Bauman si è interrogato su una fotografia molto attuale della nostra realtà sociale.
Sono stati molti recentemente su scala mondiale i “movimenti di piazza” come quello spagnolo di Los Indignatos, le occupazioni di luoghi pubblici più o meno significativi quali Wall Street, Piazza Tahrir, o i terremoti politici più o meno annunciati come in Francia, nel Nord Reno Westfalia, nelle ultime amministrative in Italia. È difficile dire che cosa cerchino questi “movimenti”, più facile è ipotizzare che cosa tentino di fuggire: solitudine, abbandono, vedere intorno persone tese alla competizione, individualismo… Cosa riescono ad ottenere? Senz’altro la liberazione assicurata da un’esperienza di piazza: l’incontro con l’altro al di fuori delle ormai normali regole, delle contrapposizioni pseudo-tribali, il ritrovarsi vicini, condividere sensazioni, emozioni. Quelli che scendono in piazza cercano di stare uniti e ci riescono. Vediamo persone unite, o almeno sembrano.

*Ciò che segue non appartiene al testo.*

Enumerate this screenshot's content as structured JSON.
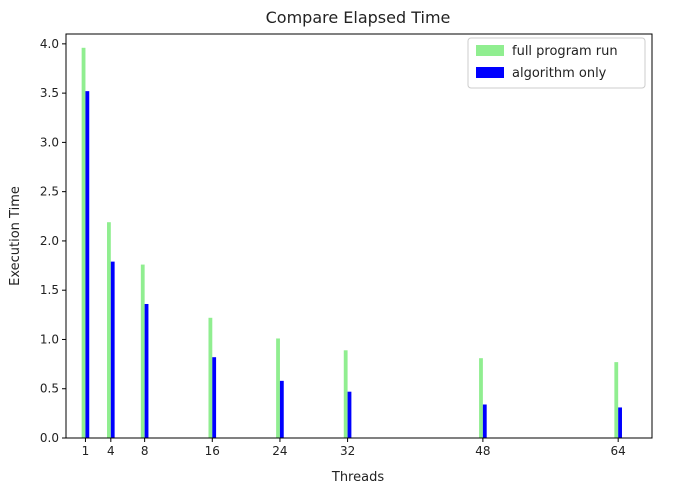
{
  "chart_data": {
    "type": "bar",
    "title": "Compare Elapsed Time",
    "xlabel": "Threads",
    "ylabel": "Execution Time",
    "x": [
      1,
      4,
      8,
      16,
      24,
      32,
      48,
      64
    ],
    "x_tick_labels": [
      "1",
      "4",
      "8",
      "16",
      "24",
      "32",
      "48",
      "64"
    ],
    "xlim": [
      -1.3,
      68
    ],
    "ylim": [
      0,
      4.1
    ],
    "y_ticks": [
      "0.0",
      "0.5",
      "1.0",
      "1.5",
      "2.0",
      "2.5",
      "3.0",
      "3.5",
      "4.0"
    ],
    "grid": false,
    "legend_position": "upper right",
    "series": [
      {
        "name": "full program run",
        "color": "#90ee90",
        "values": [
          3.96,
          2.19,
          1.76,
          1.22,
          1.01,
          0.89,
          0.81,
          0.77
        ]
      },
      {
        "name": "algorithm only",
        "color": "#0000ff",
        "values": [
          3.52,
          1.79,
          1.36,
          0.82,
          0.58,
          0.47,
          0.34,
          0.31
        ]
      }
    ]
  }
}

Gli occupanti di Wall Street si dichiaravano il 99% della nazione, una nazione quella americana, tra l’altro estremamente divisa, dal punto di vista etnico, religioso, politico… “Noi siamo tutti contro l’1%” questo era il messaggio americano, lo stesso certamente quello di Parigi, di Madrid, della Grecia, ma anche delle italianissime 5 stelle, troppo poco luminose per essere citate da Bauman - le cito io. La totalità dichiarata da questo messaggio è una totalità immaginata, che permette di ideare una nazione, la nazione desiderata, più piacevole di quella reale.

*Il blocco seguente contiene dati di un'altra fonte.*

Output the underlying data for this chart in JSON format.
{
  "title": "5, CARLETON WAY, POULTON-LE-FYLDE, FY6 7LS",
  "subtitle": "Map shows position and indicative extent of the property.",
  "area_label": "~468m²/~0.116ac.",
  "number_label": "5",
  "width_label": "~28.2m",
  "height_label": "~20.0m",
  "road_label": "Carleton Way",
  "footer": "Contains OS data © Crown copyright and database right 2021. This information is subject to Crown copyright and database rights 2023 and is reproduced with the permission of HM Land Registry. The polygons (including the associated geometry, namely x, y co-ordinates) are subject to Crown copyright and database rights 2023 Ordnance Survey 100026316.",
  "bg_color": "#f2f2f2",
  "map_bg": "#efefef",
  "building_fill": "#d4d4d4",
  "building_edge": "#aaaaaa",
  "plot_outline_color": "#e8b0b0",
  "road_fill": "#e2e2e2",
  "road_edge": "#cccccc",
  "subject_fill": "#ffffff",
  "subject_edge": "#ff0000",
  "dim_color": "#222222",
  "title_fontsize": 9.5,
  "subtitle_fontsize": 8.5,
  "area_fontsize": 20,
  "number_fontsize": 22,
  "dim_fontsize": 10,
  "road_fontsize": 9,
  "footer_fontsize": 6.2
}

Ma quali saranno le conseguenze di lungo periodo di questi movimenti
a cui istintivamente ognuno di noi vorrebbe partecipare?

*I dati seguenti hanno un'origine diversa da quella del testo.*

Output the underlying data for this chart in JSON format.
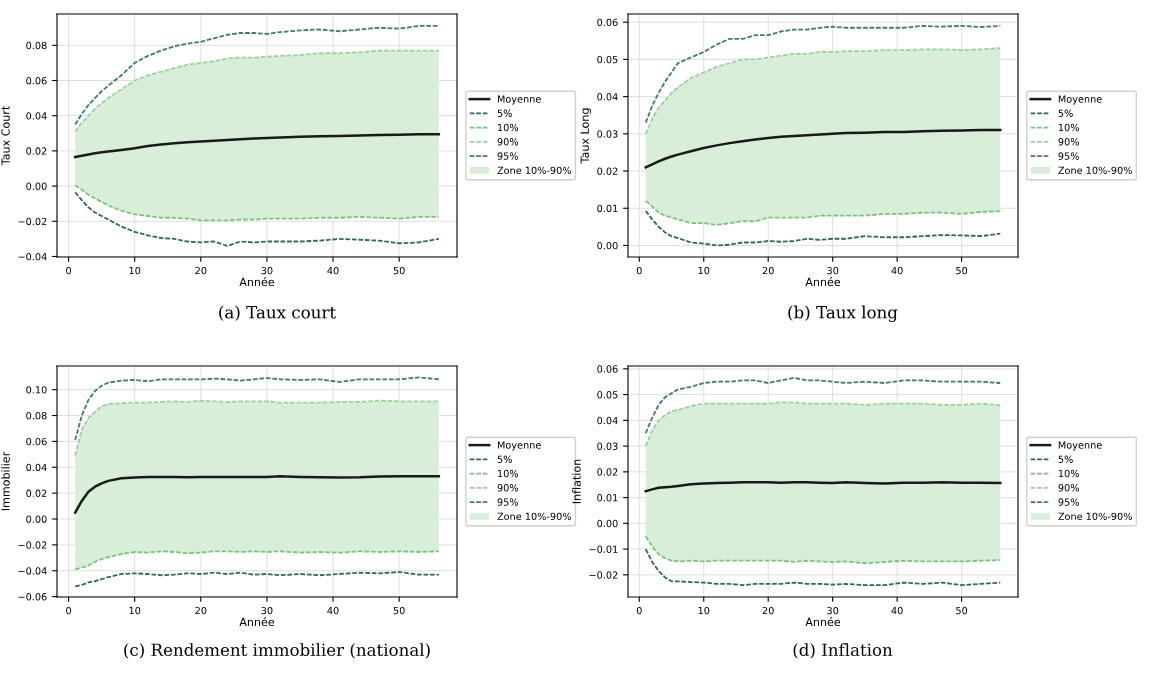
{
  "chart_data": [
    {
      "type": "line",
      "title": "(a) Taux court",
      "xlabel": "Année",
      "ylabel": "Taux Court",
      "annotations": [
        "Zone 10%-90%"
      ],
      "x": [
        1,
        2,
        3,
        4,
        5,
        6,
        8,
        10,
        12,
        14,
        16,
        18,
        20,
        22,
        24,
        26,
        28,
        30,
        32,
        35,
        38,
        41,
        44,
        47,
        50,
        53,
        56
      ],
      "xlim": [
        -1.75,
        58.75
      ],
      "xticks": [
        0,
        10,
        20,
        30,
        40,
        50
      ],
      "ylim": [
        -0.0403,
        0.0978
      ],
      "yticks": [
        {
          "value": -0.04,
          "label": "−0.04"
        },
        {
          "value": -0.02,
          "label": "−0.02"
        },
        {
          "value": 0.0,
          "label": "0.00"
        },
        {
          "value": 0.02,
          "label": "0.02"
        },
        {
          "value": 0.04,
          "label": "0.04"
        },
        {
          "value": 0.06,
          "label": "0.06"
        },
        {
          "value": 0.08,
          "label": "0.08"
        }
      ],
      "grid": true,
      "legend": "right",
      "series": [
        {
          "name": "Moyenne",
          "color": "#1a1a1a",
          "line_style": "solid",
          "values": [
            0.0165,
            0.0172,
            0.018,
            0.0187,
            0.0192,
            0.0196,
            0.0205,
            0.0215,
            0.0228,
            0.0236,
            0.0243,
            0.0249,
            0.0253,
            0.0258,
            0.0262,
            0.0266,
            0.027,
            0.0273,
            0.0276,
            0.028,
            0.0283,
            0.0285,
            0.0288,
            0.0291,
            0.0292,
            0.0294,
            0.0295
          ],
          "lower": [
            0.0005,
            -0.002,
            -0.005,
            -0.007,
            -0.009,
            -0.011,
            -0.014,
            -0.016,
            -0.017,
            -0.018,
            -0.018,
            -0.0185,
            -0.0195,
            -0.0195,
            -0.0195,
            -0.019,
            -0.019,
            -0.0185,
            -0.0185,
            -0.0185,
            -0.018,
            -0.018,
            -0.0175,
            -0.018,
            -0.0185,
            -0.0175,
            -0.0175
          ],
          "upper": [
            0.031,
            0.036,
            0.04,
            0.044,
            0.047,
            0.05,
            0.055,
            0.06,
            0.063,
            0.065,
            0.067,
            0.069,
            0.07,
            0.071,
            0.0725,
            0.073,
            0.073,
            0.0735,
            0.074,
            0.0745,
            0.0755,
            0.0755,
            0.076,
            0.077,
            0.077,
            0.077,
            0.077
          ]
        },
        {
          "name": "5%",
          "color": "#2e6b57",
          "line_style": "dashed",
          "values": [
            -0.0035,
            -0.008,
            -0.012,
            -0.015,
            -0.017,
            -0.019,
            -0.023,
            -0.026,
            -0.028,
            -0.0295,
            -0.03,
            -0.0315,
            -0.032,
            -0.0315,
            -0.034,
            -0.0315,
            -0.032,
            -0.0315,
            -0.0315,
            -0.0315,
            -0.031,
            -0.03,
            -0.0305,
            -0.031,
            -0.0325,
            -0.032,
            -0.03
          ]
        },
        {
          "name": "10%",
          "color": "#7cc47c",
          "line_style": "dashed",
          "values": [
            0.0005,
            -0.002,
            -0.005,
            -0.007,
            -0.009,
            -0.011,
            -0.014,
            -0.016,
            -0.017,
            -0.018,
            -0.018,
            -0.0185,
            -0.0195,
            -0.0195,
            -0.0195,
            -0.019,
            -0.019,
            -0.0185,
            -0.0185,
            -0.0185,
            -0.018,
            -0.018,
            -0.0175,
            -0.018,
            -0.0185,
            -0.0175,
            -0.0175
          ]
        },
        {
          "name": "90%",
          "color": "#9bd29b",
          "line_style": "dashed",
          "values": [
            0.031,
            0.036,
            0.04,
            0.044,
            0.047,
            0.05,
            0.055,
            0.06,
            0.063,
            0.065,
            0.067,
            0.069,
            0.07,
            0.071,
            0.0725,
            0.073,
            0.073,
            0.0735,
            0.074,
            0.0745,
            0.0755,
            0.0755,
            0.076,
            0.077,
            0.077,
            0.077,
            0.077
          ]
        },
        {
          "name": "95%",
          "color": "#3f7d68",
          "line_style": "dashed",
          "values": [
            0.035,
            0.041,
            0.046,
            0.05,
            0.054,
            0.057,
            0.063,
            0.07,
            0.074,
            0.077,
            0.0795,
            0.081,
            0.082,
            0.084,
            0.086,
            0.087,
            0.087,
            0.0865,
            0.0875,
            0.0885,
            0.089,
            0.088,
            0.089,
            0.09,
            0.0895,
            0.091,
            0.091
          ]
        }
      ]
    },
    {
      "type": "line",
      "title": "(b) Taux long",
      "xlabel": "Année",
      "ylabel": "Taux Long",
      "annotations": [
        "Zone 10%-90%"
      ],
      "x": [
        1,
        2,
        3,
        4,
        5,
        6,
        8,
        10,
        12,
        14,
        16,
        18,
        20,
        22,
        24,
        26,
        28,
        30,
        32,
        35,
        38,
        41,
        44,
        47,
        50,
        53,
        56
      ],
      "xlim": [
        -1.75,
        58.75
      ],
      "xticks": [
        0,
        10,
        20,
        30,
        40,
        50
      ],
      "ylim": [
        -0.0031,
        0.0622
      ],
      "yticks": [
        {
          "value": 0.0,
          "label": "0.00"
        },
        {
          "value": 0.01,
          "label": "0.01"
        },
        {
          "value": 0.02,
          "label": "0.02"
        },
        {
          "value": 0.03,
          "label": "0.03"
        },
        {
          "value": 0.04,
          "label": "0.04"
        },
        {
          "value": 0.05,
          "label": "0.05"
        },
        {
          "value": 0.06,
          "label": "0.06"
        }
      ],
      "grid": true,
      "legend": "right",
      "series": [
        {
          "name": "Moyenne",
          "color": "#1a1a1a",
          "line_style": "solid",
          "values": [
            0.021,
            0.0218,
            0.0226,
            0.0233,
            0.0239,
            0.0244,
            0.0253,
            0.0262,
            0.0269,
            0.0275,
            0.028,
            0.0285,
            0.0289,
            0.0292,
            0.0294,
            0.0296,
            0.0298,
            0.03,
            0.0302,
            0.0303,
            0.0305,
            0.0305,
            0.0307,
            0.0308,
            0.0309,
            0.031,
            0.031
          ],
          "lower": [
            0.012,
            0.0105,
            0.0088,
            0.008,
            0.0075,
            0.007,
            0.006,
            0.006,
            0.0055,
            0.006,
            0.0065,
            0.0065,
            0.0075,
            0.0075,
            0.0075,
            0.0075,
            0.008,
            0.008,
            0.008,
            0.008,
            0.0085,
            0.0085,
            0.0088,
            0.0088,
            0.0085,
            0.009,
            0.0092
          ],
          "upper": [
            0.03,
            0.034,
            0.037,
            0.039,
            0.041,
            0.0425,
            0.045,
            0.0465,
            0.048,
            0.049,
            0.05,
            0.05,
            0.0505,
            0.051,
            0.0515,
            0.0515,
            0.052,
            0.052,
            0.0522,
            0.0522,
            0.0525,
            0.0525,
            0.0527,
            0.0527,
            0.0525,
            0.0527,
            0.053
          ]
        },
        {
          "name": "5%",
          "color": "#2e6b57",
          "line_style": "dashed",
          "values": [
            0.0093,
            0.007,
            0.005,
            0.0035,
            0.0025,
            0.002,
            0.0008,
            0.0005,
            0.0,
            0.0002,
            0.0008,
            0.0008,
            0.0012,
            0.001,
            0.0012,
            0.0018,
            0.0015,
            0.0018,
            0.0018,
            0.0025,
            0.0022,
            0.0022,
            0.0025,
            0.0028,
            0.0027,
            0.0025,
            0.0032
          ]
        },
        {
          "name": "10%",
          "color": "#7cc47c",
          "line_style": "dashed",
          "values": [
            0.012,
            0.0105,
            0.0088,
            0.008,
            0.0075,
            0.007,
            0.006,
            0.006,
            0.0055,
            0.006,
            0.0065,
            0.0065,
            0.0075,
            0.0075,
            0.0075,
            0.0075,
            0.008,
            0.008,
            0.008,
            0.008,
            0.0085,
            0.0085,
            0.0088,
            0.0088,
            0.0085,
            0.009,
            0.0092
          ]
        },
        {
          "name": "90%",
          "color": "#9bd29b",
          "line_style": "dashed",
          "values": [
            0.03,
            0.034,
            0.037,
            0.039,
            0.041,
            0.0425,
            0.045,
            0.0465,
            0.048,
            0.049,
            0.05,
            0.05,
            0.0505,
            0.051,
            0.0515,
            0.0515,
            0.052,
            0.052,
            0.0522,
            0.0522,
            0.0525,
            0.0525,
            0.0527,
            0.0527,
            0.0525,
            0.0527,
            0.053
          ]
        },
        {
          "name": "95%",
          "color": "#3f7d68",
          "line_style": "dashed",
          "values": [
            0.033,
            0.0375,
            0.041,
            0.044,
            0.0465,
            0.049,
            0.0505,
            0.052,
            0.054,
            0.0555,
            0.0555,
            0.0565,
            0.0565,
            0.0575,
            0.058,
            0.058,
            0.0585,
            0.0588,
            0.0585,
            0.0585,
            0.0585,
            0.0585,
            0.059,
            0.0588,
            0.059,
            0.0587,
            0.059
          ]
        }
      ]
    },
    {
      "type": "line",
      "title": "(c) Rendement immobilier (national)",
      "xlabel": "Année",
      "ylabel": "Immobilier",
      "annotations": [
        "Zone 10%-90%"
      ],
      "x": [
        1,
        2,
        3,
        4,
        5,
        6,
        8,
        10,
        12,
        14,
        16,
        18,
        20,
        22,
        24,
        26,
        28,
        30,
        32,
        35,
        38,
        41,
        44,
        47,
        50,
        53,
        56
      ],
      "xlim": [
        -1.75,
        58.75
      ],
      "xticks": [
        0,
        10,
        20,
        30,
        40,
        50
      ],
      "ylim": [
        -0.0603,
        0.1183
      ],
      "yticks": [
        {
          "value": -0.06,
          "label": "−0.06"
        },
        {
          "value": -0.04,
          "label": "−0.04"
        },
        {
          "value": -0.02,
          "label": "−0.02"
        },
        {
          "value": 0.0,
          "label": "0.00"
        },
        {
          "value": 0.02,
          "label": "0.02"
        },
        {
          "value": 0.04,
          "label": "0.04"
        },
        {
          "value": 0.06,
          "label": "0.06"
        },
        {
          "value": 0.08,
          "label": "0.08"
        },
        {
          "value": 0.1,
          "label": "0.10"
        }
      ],
      "grid": true,
      "legend": "right",
      "series": [
        {
          "name": "Moyenne",
          "color": "#1a1a1a",
          "line_style": "solid",
          "values": [
            0.005,
            0.014,
            0.021,
            0.025,
            0.0275,
            0.0295,
            0.0315,
            0.032,
            0.0325,
            0.0325,
            0.0325,
            0.0322,
            0.0325,
            0.0325,
            0.0325,
            0.0325,
            0.0325,
            0.0325,
            0.033,
            0.0325,
            0.0322,
            0.032,
            0.0322,
            0.0328,
            0.033,
            0.033,
            0.033
          ],
          "lower": [
            -0.039,
            -0.0375,
            -0.036,
            -0.033,
            -0.031,
            -0.0295,
            -0.027,
            -0.0255,
            -0.026,
            -0.025,
            -0.0255,
            -0.0265,
            -0.026,
            -0.025,
            -0.025,
            -0.0255,
            -0.025,
            -0.0255,
            -0.025,
            -0.026,
            -0.0255,
            -0.026,
            -0.025,
            -0.0255,
            -0.025,
            -0.0255,
            -0.025
          ],
          "upper": [
            0.049,
            0.069,
            0.078,
            0.083,
            0.087,
            0.089,
            0.0895,
            0.09,
            0.09,
            0.0905,
            0.091,
            0.0905,
            0.0915,
            0.091,
            0.0905,
            0.091,
            0.091,
            0.091,
            0.09,
            0.09,
            0.09,
            0.0905,
            0.0905,
            0.0915,
            0.091,
            0.091,
            0.091
          ]
        },
        {
          "name": "5%",
          "color": "#2e6b57",
          "line_style": "dashed",
          "values": [
            -0.052,
            -0.051,
            -0.049,
            -0.048,
            -0.0465,
            -0.045,
            -0.0425,
            -0.042,
            -0.0425,
            -0.0435,
            -0.043,
            -0.042,
            -0.0425,
            -0.0415,
            -0.0425,
            -0.0415,
            -0.043,
            -0.0425,
            -0.0435,
            -0.0425,
            -0.0435,
            -0.0425,
            -0.0415,
            -0.042,
            -0.041,
            -0.043,
            -0.043
          ]
        },
        {
          "name": "10%",
          "color": "#7cc47c",
          "line_style": "dashed",
          "values": [
            -0.039,
            -0.0375,
            -0.036,
            -0.033,
            -0.031,
            -0.0295,
            -0.027,
            -0.0255,
            -0.026,
            -0.025,
            -0.0255,
            -0.0265,
            -0.026,
            -0.025,
            -0.025,
            -0.0255,
            -0.025,
            -0.0255,
            -0.025,
            -0.026,
            -0.0255,
            -0.026,
            -0.025,
            -0.0255,
            -0.025,
            -0.0255,
            -0.025
          ]
        },
        {
          "name": "90%",
          "color": "#9bd29b",
          "line_style": "dashed",
          "values": [
            0.049,
            0.069,
            0.078,
            0.083,
            0.087,
            0.089,
            0.0895,
            0.09,
            0.09,
            0.0905,
            0.091,
            0.0905,
            0.0915,
            0.091,
            0.0905,
            0.091,
            0.091,
            0.091,
            0.09,
            0.09,
            0.09,
            0.0905,
            0.0905,
            0.0915,
            0.091,
            0.091,
            0.091
          ]
        },
        {
          "name": "95%",
          "color": "#3f7d68",
          "line_style": "dashed",
          "values": [
            0.061,
            0.08,
            0.092,
            0.099,
            0.103,
            0.1055,
            0.107,
            0.1075,
            0.1065,
            0.108,
            0.108,
            0.108,
            0.108,
            0.1085,
            0.108,
            0.107,
            0.108,
            0.109,
            0.108,
            0.1075,
            0.108,
            0.106,
            0.108,
            0.108,
            0.108,
            0.1095,
            0.108
          ]
        }
      ]
    },
    {
      "type": "line",
      "title": "(d) Inflation",
      "xlabel": "Année",
      "ylabel": "Inflation",
      "annotations": [
        "Zone 10%-90%"
      ],
      "x": [
        1,
        2,
        3,
        4,
        5,
        6,
        8,
        10,
        12,
        14,
        16,
        18,
        20,
        22,
        24,
        26,
        28,
        30,
        32,
        35,
        38,
        41,
        44,
        47,
        50,
        53,
        56
      ],
      "xlim": [
        -1.75,
        58.75
      ],
      "xticks": [
        0,
        10,
        20,
        30,
        40,
        50
      ],
      "ylim": [
        -0.0286,
        0.0611
      ],
      "yticks": [
        {
          "value": -0.02,
          "label": "−0.02"
        },
        {
          "value": -0.01,
          "label": "−0.01"
        },
        {
          "value": 0.0,
          "label": "0.00"
        },
        {
          "value": 0.01,
          "label": "0.01"
        },
        {
          "value": 0.02,
          "label": "0.02"
        },
        {
          "value": 0.03,
          "label": "0.03"
        },
        {
          "value": 0.04,
          "label": "0.04"
        },
        {
          "value": 0.05,
          "label": "0.05"
        },
        {
          "value": 0.06,
          "label": "0.06"
        }
      ],
      "grid": true,
      "legend": "right",
      "series": [
        {
          "name": "Moyenne",
          "color": "#1a1a1a",
          "line_style": "solid",
          "values": [
            0.0125,
            0.0132,
            0.0138,
            0.014,
            0.0142,
            0.0145,
            0.0152,
            0.0155,
            0.0157,
            0.0158,
            0.016,
            0.016,
            0.016,
            0.0158,
            0.016,
            0.016,
            0.0158,
            0.0157,
            0.016,
            0.0157,
            0.0155,
            0.0158,
            0.0158,
            0.016,
            0.0158,
            0.0158,
            0.0157
          ],
          "lower": [
            -0.005,
            -0.009,
            -0.012,
            -0.0135,
            -0.0145,
            -0.0148,
            -0.0145,
            -0.0148,
            -0.0145,
            -0.0145,
            -0.0145,
            -0.0145,
            -0.0145,
            -0.0145,
            -0.015,
            -0.0145,
            -0.0148,
            -0.015,
            -0.0148,
            -0.0155,
            -0.015,
            -0.0145,
            -0.0148,
            -0.0148,
            -0.0148,
            -0.0145,
            -0.0143
          ],
          "upper": [
            0.03,
            0.036,
            0.04,
            0.042,
            0.0435,
            0.044,
            0.0455,
            0.0465,
            0.0465,
            0.0465,
            0.0465,
            0.0465,
            0.0465,
            0.047,
            0.047,
            0.0465,
            0.0465,
            0.0465,
            0.0465,
            0.046,
            0.0465,
            0.0465,
            0.0465,
            0.046,
            0.046,
            0.0465,
            0.0458
          ]
        },
        {
          "name": "5%",
          "color": "#2e6b57",
          "line_style": "dashed",
          "values": [
            -0.01,
            -0.015,
            -0.0185,
            -0.021,
            -0.0225,
            -0.0225,
            -0.0228,
            -0.023,
            -0.0235,
            -0.0235,
            -0.024,
            -0.0235,
            -0.0235,
            -0.0235,
            -0.023,
            -0.0235,
            -0.0235,
            -0.0238,
            -0.0235,
            -0.024,
            -0.024,
            -0.023,
            -0.0235,
            -0.023,
            -0.024,
            -0.0235,
            -0.023
          ]
        },
        {
          "name": "10%",
          "color": "#7cc47c",
          "line_style": "dashed",
          "values": [
            -0.005,
            -0.009,
            -0.012,
            -0.0135,
            -0.0145,
            -0.0148,
            -0.0145,
            -0.0148,
            -0.0145,
            -0.0145,
            -0.0145,
            -0.0145,
            -0.0145,
            -0.0145,
            -0.015,
            -0.0145,
            -0.0148,
            -0.015,
            -0.0148,
            -0.0155,
            -0.015,
            -0.0145,
            -0.0148,
            -0.0148,
            -0.0148,
            -0.0145,
            -0.0143
          ]
        },
        {
          "name": "90%",
          "color": "#9bd29b",
          "line_style": "dashed",
          "values": [
            0.03,
            0.036,
            0.04,
            0.042,
            0.0435,
            0.044,
            0.0455,
            0.0465,
            0.0465,
            0.0465,
            0.0465,
            0.0465,
            0.0465,
            0.047,
            0.047,
            0.0465,
            0.0465,
            0.0465,
            0.0465,
            0.046,
            0.0465,
            0.0465,
            0.0465,
            0.046,
            0.046,
            0.0465,
            0.0458
          ]
        },
        {
          "name": "95%",
          "color": "#3f7d68",
          "line_style": "dashed",
          "values": [
            0.035,
            0.041,
            0.046,
            0.049,
            0.0505,
            0.052,
            0.053,
            0.0545,
            0.055,
            0.055,
            0.0555,
            0.0555,
            0.0545,
            0.0555,
            0.0565,
            0.0555,
            0.0555,
            0.055,
            0.0545,
            0.055,
            0.0545,
            0.0555,
            0.0555,
            0.055,
            0.055,
            0.055,
            0.0545
          ]
        }
      ]
    }
  ]
}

Se non resisteranno nel lungo periodo, la migliore conseguenza sarà soltanto la forza liberante di un carnevale, durante il quale si sovvertono le regole abbastanza a lungo per recuperare le forze necessarie a ritornare nel quadro di una faticosa realtà. Certo ci sono stati evidenti successi, purché “tragici”, conquistati da questi movimenti, come ad esempio riuscire a togliere di mezzo chi non si voleva più, un Mubarack, un Gheddafi, ma col tempo si presenta il problema dell’individuare con chi soppiantare queste figure un tempo carismatiche. Un altro immediato successo, anche più positivo, è dato dall’opportunità di aver unito categorie sociali tanto diverse tra loro: i poveri, gli affamati hanno manifestato al fianco del ceto medio che pur non gridando la propria fame intendeva conquistare un potere politico almeno pari al proprio potere economico. Tutti hanno sospeso per un periodo le proprie diversità focalizzando e sostenendo insieme un unico punto di accordo. Era accaduto anche con Solidarnosc e allora rappresentava qualcosa di nuovo rispetto ai precedenti grandi scioperi di categoria: tutti uniti si sovverte un regime, si elimina il problema individuato, però quando successivamente si è trattato di discutere con che cosa andasse sostituito, allora non è stato più possibile raggiungere l’accordo.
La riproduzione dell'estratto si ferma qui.